Sunday, February 3, 2013

entering the main channel


We passed the confluence of the Rio Xingú and the river seemed to widen.  The Italian sailors invited me topside to a video interview with an old fellow who had a camcorder and we jabbered away for a while in a mish-mosh of Italian and English and Spanish and seemed amazingly enough to understand each other.  I watched the playback and did not appear a complete fool, even with the red bandana around my forehead that I had forgotten I was wearing.

Dawn of the third day oozes over the horizon directly astern of our boat.  I can lie in my hammock and watch it come up over the River.  We are a few minutes south of the Equator and the Amazon runs east and west and the morning sun enfilades our boat, briefly lighting up the open stalls of the deep interior where families have piled their bundles and hung their hammocks and set up temporary home.  A wake-up call to be up and in line for breakfast before they return to their hammocks for another day of doing nothing because, of course, on the boat there is nothing to do.  All  things considered, I think the children are remarkably well behaved.

The river had changed from brown to black.  We must have finally passed Marajó and entered the main channel of the Amazon.  Breakfast on the third morning was a half-cup of coffee with sugar and cream and all the stale crackers you wanted.  At 7:30 we stopped at Monte Alegre and food sellers came on board.  For about thirty cents I bought a slab of white cheese, dry and slightly sharp, from a little boy.  It was quite good.  He said his mother made it.  I took a few perfunctory photographs of the town in case anyone should later demand proof that I had been to Monte Alegre and wondered why anyone of their own volition would come here.

Floating masses of vegetation like small islands drift past our boat, giving the impression of movement, though we are still tied up.  At length, we are underway again.

Our first trouble: a man rushes down from the upper deck with a small child limp in his arms.  As they pass me the child opens her eyes and looks at me, them closed them again.  With four or five hundred people on a six-day voyage, I suppose the demographic contingencies of birth and death might catch up with us.  I never heard what happened to her.

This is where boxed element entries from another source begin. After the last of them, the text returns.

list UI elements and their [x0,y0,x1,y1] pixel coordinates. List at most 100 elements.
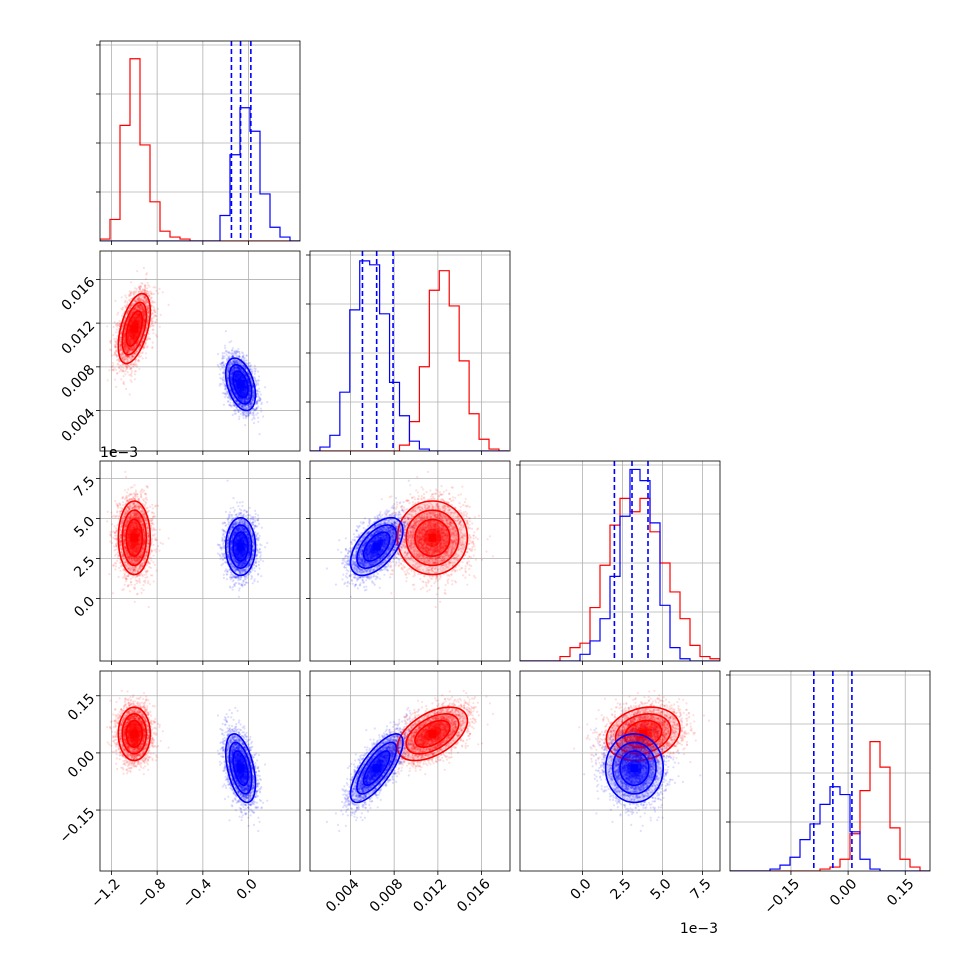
contour-line-blue [604,733,665,804]
contour-line-red [396,706,469,762]
panel-border [519,460,721,662]
histogram-panel-2 [306,250,511,455]
y-tick-label: 0.016 [59,274,99,314]
contour-line-red [396,500,469,576]
contour-line-red [414,518,451,557]
histogram-panel-4 [726,670,931,875]
density-peak-blue [372,542,381,551]
contour-line-blue [224,733,257,804]
panel-border [99,250,301,452]
panel-border [309,460,511,662]
panel-border [99,460,301,662]
y-tick-label: −0.15 [57,805,99,847]
contour-line-red [121,301,148,356]
contour-line-red [125,310,144,347]
contour-line-blue [232,370,249,399]
x-tick-label: 0.012 [410,876,450,916]
contour-line-red [405,509,460,567]
x-offset-label: 1e−3 [680,921,718,937]
histogram-panel-3 [516,460,721,665]
histogram-step-red [730,741,930,871]
scatter-series-group [572,689,711,833]
contour-line-blue [232,531,249,562]
histogram-series-group [730,671,930,871]
panel-border [309,250,511,452]
x-tick-label: 2.5 [608,876,635,903]
contour-line-blue [224,357,257,412]
panel-border [99,670,301,872]
panel-background [310,461,510,661]
histogram-step-blue [100,107,300,241]
contour-line-red [117,292,152,365]
contour-line-red [125,719,144,748]
x-tick-label: 5.0 [648,876,675,903]
y-tick-label: 2.5 [71,554,98,581]
contour-line-blue [349,516,404,577]
y-offset-label: 1e−3 [100,445,138,461]
histogram-step-blue [520,468,720,661]
x-tick-label: 0.008 [367,876,407,916]
scatter-series-group [106,689,269,833]
histogram-series-group [520,461,720,661]
x-tick-label: 7.5 [688,876,715,903]
panel-background [100,251,300,451]
y-tick-label: 0.0 [71,594,98,621]
histogram-step-red [310,270,509,451]
histogram-step-blue [730,786,930,871]
x-tick-label: 0.0 [234,876,261,903]
contour-line-blue [356,524,398,569]
contour-line-blue [362,750,391,787]
scatter-panel-2-1 [96,250,301,455]
histogram-series-group [310,251,509,451]
density-peak-blue [630,764,639,773]
density-peak-blue [372,764,381,773]
scatter-series-group [325,470,495,609]
contour-line-blue [619,750,650,787]
panel-background [100,41,300,241]
contour-line-red [117,706,152,762]
density-peak-blue [236,542,245,551]
contour-line-red [125,518,144,557]
contour-line-blue [228,524,253,569]
contour-line-blue [611,741,657,795]
panel-background [100,461,300,661]
histogram-step-red [100,58,300,241]
panel-background [730,671,930,871]
y-tick-label: 0.012 [59,318,99,358]
contour-line-red [117,500,152,576]
contour-line-blue [224,516,257,577]
scatter-panel-4-3 [516,670,721,875]
panel-border [99,40,301,242]
histogram-series-group [100,41,300,241]
density-peak-blue [236,380,245,389]
density-peak-red [130,533,139,542]
density-peak-red [428,533,437,542]
x-tick-label: 0.016 [454,876,494,916]
contour-line-red [405,713,460,755]
x-tick-label: −1.2 [88,876,123,911]
x-tick-label: −0.15 [762,876,804,918]
contour-line-blue [228,363,253,405]
y-tick-label: 5.0 [71,514,98,541]
density-peak-red [639,729,648,738]
contour-line-blue [362,531,391,562]
density-peak-red [130,729,139,738]
density-peak-blue [236,764,245,773]
y-tick-label: 0.008 [59,362,99,402]
panel-background [310,671,510,871]
contour-line-blue [356,741,398,795]
x-tick-label: 0.0 [568,876,595,903]
contour-line-red [121,509,148,567]
y-tick-label: 7.5 [71,474,98,501]
density-peak-red [428,729,437,738]
scatter-panel-4-1 [96,670,301,875]
x-tick-label: 0.004 [323,876,363,916]
contour-line-blue [349,733,404,804]
contour-line-red [605,706,681,762]
panel-border [519,670,721,872]
x-tick-label: 0.15 [884,876,917,909]
density-peak-red [130,324,139,333]
panel-border [309,670,511,872]
x-tick-label: 0.00 [827,876,860,909]
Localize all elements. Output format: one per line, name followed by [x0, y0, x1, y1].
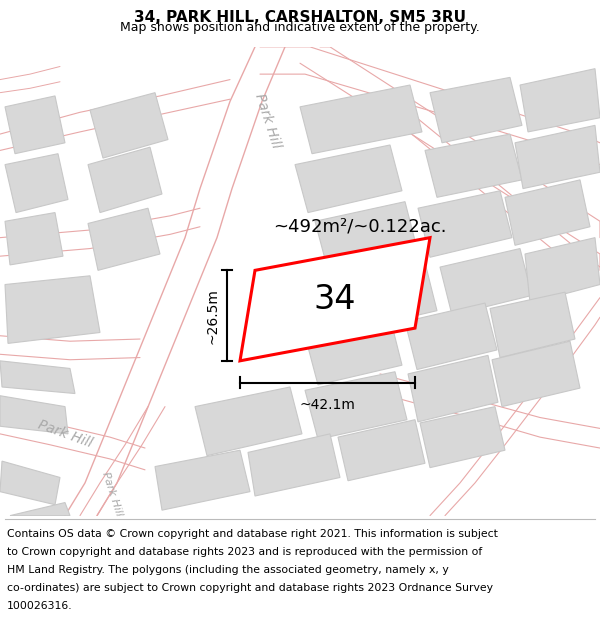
Polygon shape: [305, 372, 407, 439]
Polygon shape: [420, 407, 505, 468]
Text: ~42.1m: ~42.1m: [299, 398, 355, 412]
Polygon shape: [315, 202, 417, 271]
Polygon shape: [405, 303, 497, 369]
Polygon shape: [340, 262, 437, 330]
Polygon shape: [430, 78, 522, 142]
Polygon shape: [440, 249, 532, 315]
Polygon shape: [295, 145, 402, 212]
Polygon shape: [155, 450, 250, 510]
Polygon shape: [515, 126, 600, 189]
Text: HM Land Registry. The polygons (including the associated geometry, namely x, y: HM Land Registry. The polygons (includin…: [7, 565, 449, 575]
Polygon shape: [0, 361, 75, 394]
Polygon shape: [90, 92, 168, 158]
Text: 34, PARK HILL, CARSHALTON, SM5 3RU: 34, PARK HILL, CARSHALTON, SM5 3RU: [134, 10, 466, 25]
Text: ~492m²/~0.122ac.: ~492m²/~0.122ac.: [273, 217, 447, 236]
Text: 100026316.: 100026316.: [7, 601, 73, 611]
Text: Contains OS data © Crown copyright and database right 2021. This information is : Contains OS data © Crown copyright and d…: [7, 529, 498, 539]
Text: Map shows position and indicative extent of the property.: Map shows position and indicative extent…: [120, 21, 480, 34]
Text: 34: 34: [314, 282, 356, 316]
Polygon shape: [248, 434, 340, 496]
Text: Park Hill: Park Hill: [253, 92, 283, 150]
Polygon shape: [88, 208, 160, 271]
Polygon shape: [418, 191, 512, 258]
Polygon shape: [300, 85, 422, 154]
Polygon shape: [408, 356, 498, 422]
Text: Park Hill: Park Hill: [100, 471, 124, 518]
Polygon shape: [305, 318, 402, 385]
Polygon shape: [10, 503, 70, 516]
Polygon shape: [0, 461, 60, 505]
Polygon shape: [5, 213, 63, 265]
Polygon shape: [240, 238, 430, 361]
Polygon shape: [5, 154, 68, 212]
Polygon shape: [338, 420, 425, 481]
Polygon shape: [195, 387, 302, 456]
Polygon shape: [88, 147, 162, 213]
Polygon shape: [492, 341, 580, 407]
Text: to Crown copyright and database rights 2023 and is reproduced with the permissio: to Crown copyright and database rights 2…: [7, 547, 482, 557]
Text: co-ordinates) are subject to Crown copyright and database rights 2023 Ordnance S: co-ordinates) are subject to Crown copyr…: [7, 583, 493, 593]
Polygon shape: [505, 180, 590, 245]
Polygon shape: [525, 238, 600, 303]
Polygon shape: [520, 69, 600, 132]
Polygon shape: [425, 134, 522, 198]
Text: ~26.5m: ~26.5m: [205, 288, 219, 344]
Text: Park Hill: Park Hill: [36, 418, 94, 450]
Polygon shape: [0, 396, 68, 434]
Polygon shape: [5, 96, 65, 154]
Polygon shape: [5, 276, 100, 343]
Polygon shape: [490, 292, 575, 357]
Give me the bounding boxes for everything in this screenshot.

In mid-morning the clouds part and the sun turns my hammock into an oven and I flee into the interior of the boat.  Topside, I discover that the surly bartender not only speaks English, but is from San Francisco.  I also find that the bar has no salt, which I had been looking for as I was beginning to worry about salt loss from perspiration.
Eventually, I find salt: a cafezinho-cup full, which I put into a plastic bag to carry, while keeping in mind that since the local salt is powdered rather than crystal, that a plastic bag of white powder might look to the authorities less innocent than it in fact was.

Approaching Santarém, we pass into the wide Rio Tapajós and within sight of the town I noticed that the river changed from muddy to dark and clear.  Later that day I heard the first argument.  Some raised voices, but soon settled.  There was not much opportunity to get drunk on the boat.  

I noticed a rainbow and wondered for a moment if I should have expected them to be upside-down in the Southern Hemisphere, or, as we were at the Equator, if it ought to be straight.  In Rio, I had remembered several times to watch water go down a drain to see if it really did go clockwise, as I had long been told the Coriolis Effect required, but thought my results inconclusive.